Newswise — Don't be fooled by its title: Cake, the debut collection of short stories by Johns Hopkins University senior lecturer Tristan Davies, is anything but confectionary.

Published by The Johns Hopkins University Press, Cake takes on life's emotional impasses and turning points, many of which, Davies points out, are served with cake on the side. As such, the title image plays a role in several of the stories.

"There is a lot of cake in Cake," says Davies, director of undergraduate studies for the Writing Seminars program at The Johns Hopkins University, where he also earned his master's degree. "There are two weddings, a number of birthdays, and the anniversary cake in the title story. The title helps pull it all together."

Also linking Cake's 20 stories is a stark look at the modern relationship, its moments of crisis as well as its moments of quiet success. While Davies' tales are at times bittersweet, they are never saccharine. Neither are the stories neatly tied up with string around a white cardboard box ? many of the endings leave the true conclusion of the stories up to the reader's imagination.

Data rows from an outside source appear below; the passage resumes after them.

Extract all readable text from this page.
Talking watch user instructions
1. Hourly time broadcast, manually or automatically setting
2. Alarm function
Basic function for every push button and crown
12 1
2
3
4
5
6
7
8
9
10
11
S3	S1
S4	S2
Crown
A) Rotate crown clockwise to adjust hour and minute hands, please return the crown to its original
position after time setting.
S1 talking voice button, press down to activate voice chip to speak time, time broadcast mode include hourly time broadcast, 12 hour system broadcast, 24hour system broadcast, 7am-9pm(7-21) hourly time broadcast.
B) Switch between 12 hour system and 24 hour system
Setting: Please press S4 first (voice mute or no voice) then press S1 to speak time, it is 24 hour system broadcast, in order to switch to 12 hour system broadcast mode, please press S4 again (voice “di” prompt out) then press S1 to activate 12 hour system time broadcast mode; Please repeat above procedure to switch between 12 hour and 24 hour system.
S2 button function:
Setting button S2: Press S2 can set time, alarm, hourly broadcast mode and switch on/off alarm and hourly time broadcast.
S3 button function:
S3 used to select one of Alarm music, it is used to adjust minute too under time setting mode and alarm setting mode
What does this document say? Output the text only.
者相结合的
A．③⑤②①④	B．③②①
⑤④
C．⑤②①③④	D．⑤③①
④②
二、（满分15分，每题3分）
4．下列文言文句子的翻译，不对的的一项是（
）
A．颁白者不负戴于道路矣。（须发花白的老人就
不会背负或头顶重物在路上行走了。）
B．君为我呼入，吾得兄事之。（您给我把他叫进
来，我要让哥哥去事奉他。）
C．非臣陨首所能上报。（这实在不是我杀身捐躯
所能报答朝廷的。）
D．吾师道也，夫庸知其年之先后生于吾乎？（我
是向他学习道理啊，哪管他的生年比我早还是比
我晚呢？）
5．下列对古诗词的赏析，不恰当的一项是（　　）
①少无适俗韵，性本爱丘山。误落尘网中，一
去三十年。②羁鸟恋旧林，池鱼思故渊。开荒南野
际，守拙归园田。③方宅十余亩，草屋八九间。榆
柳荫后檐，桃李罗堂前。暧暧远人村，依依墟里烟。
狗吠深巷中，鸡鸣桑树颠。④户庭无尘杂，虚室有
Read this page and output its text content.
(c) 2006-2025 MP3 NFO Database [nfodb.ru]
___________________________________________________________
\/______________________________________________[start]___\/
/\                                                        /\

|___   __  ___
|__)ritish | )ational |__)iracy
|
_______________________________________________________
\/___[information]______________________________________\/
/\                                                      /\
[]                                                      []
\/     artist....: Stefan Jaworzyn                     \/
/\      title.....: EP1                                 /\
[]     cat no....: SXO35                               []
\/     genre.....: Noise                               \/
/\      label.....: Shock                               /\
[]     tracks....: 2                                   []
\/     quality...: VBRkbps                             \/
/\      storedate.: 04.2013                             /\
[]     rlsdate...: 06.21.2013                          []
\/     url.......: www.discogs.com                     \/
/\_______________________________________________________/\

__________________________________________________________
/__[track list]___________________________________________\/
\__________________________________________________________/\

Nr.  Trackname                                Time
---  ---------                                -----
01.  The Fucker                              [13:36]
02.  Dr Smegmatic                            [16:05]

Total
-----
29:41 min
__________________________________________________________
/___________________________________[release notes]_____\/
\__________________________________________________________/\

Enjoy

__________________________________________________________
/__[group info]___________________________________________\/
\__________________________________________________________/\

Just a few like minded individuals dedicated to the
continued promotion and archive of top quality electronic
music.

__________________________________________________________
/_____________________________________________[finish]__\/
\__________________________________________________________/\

Davies' characters ? a man who splits with his live-in girlfriend only to hook up with "Crazy Yvonne," newlyweds who hit tragedy while honeymooning, a man taken aback by the rude gestures of a mother and daughter at the grocery store, a rich housewife desperate for a new car ? often reach sad ends thanks to bad decisions. Readers familiar with the Baltimore area will also appreciate the many local references peppering Davies' stories.

"Tristan Davies' fiction is a cross between John Cheever and Evelyn Waugh, with a bit of F. Scott Fitzgerald joined in," says novelist Stephen Dixon, a professor in the Writing Seminars program. "It's witty, urbane, funny, poignant and sophisticated. He's a writer with a graceful and immediately readable style and an original, spirited, and incisive take on contemporary life. Cake is a strong and impressive literary debut."

"Davies is a damn good writer, possibly one of the best short story writers in contemporary lit," wrote John Lewis in Baltimore magazine. "It's impossible to ignore a writer who's so poignant and poetic. Davies' wit and sophistication are just icing on the cake."

Davies' work has appeared in the literary journals Glimmer Train, Boulevard, The Mississippi Review, The Columbia Review, Snowflake and Sundog. In 2001, Davies received the Excellence in Teaching Award from the Johns Hopkins University Alumni Association.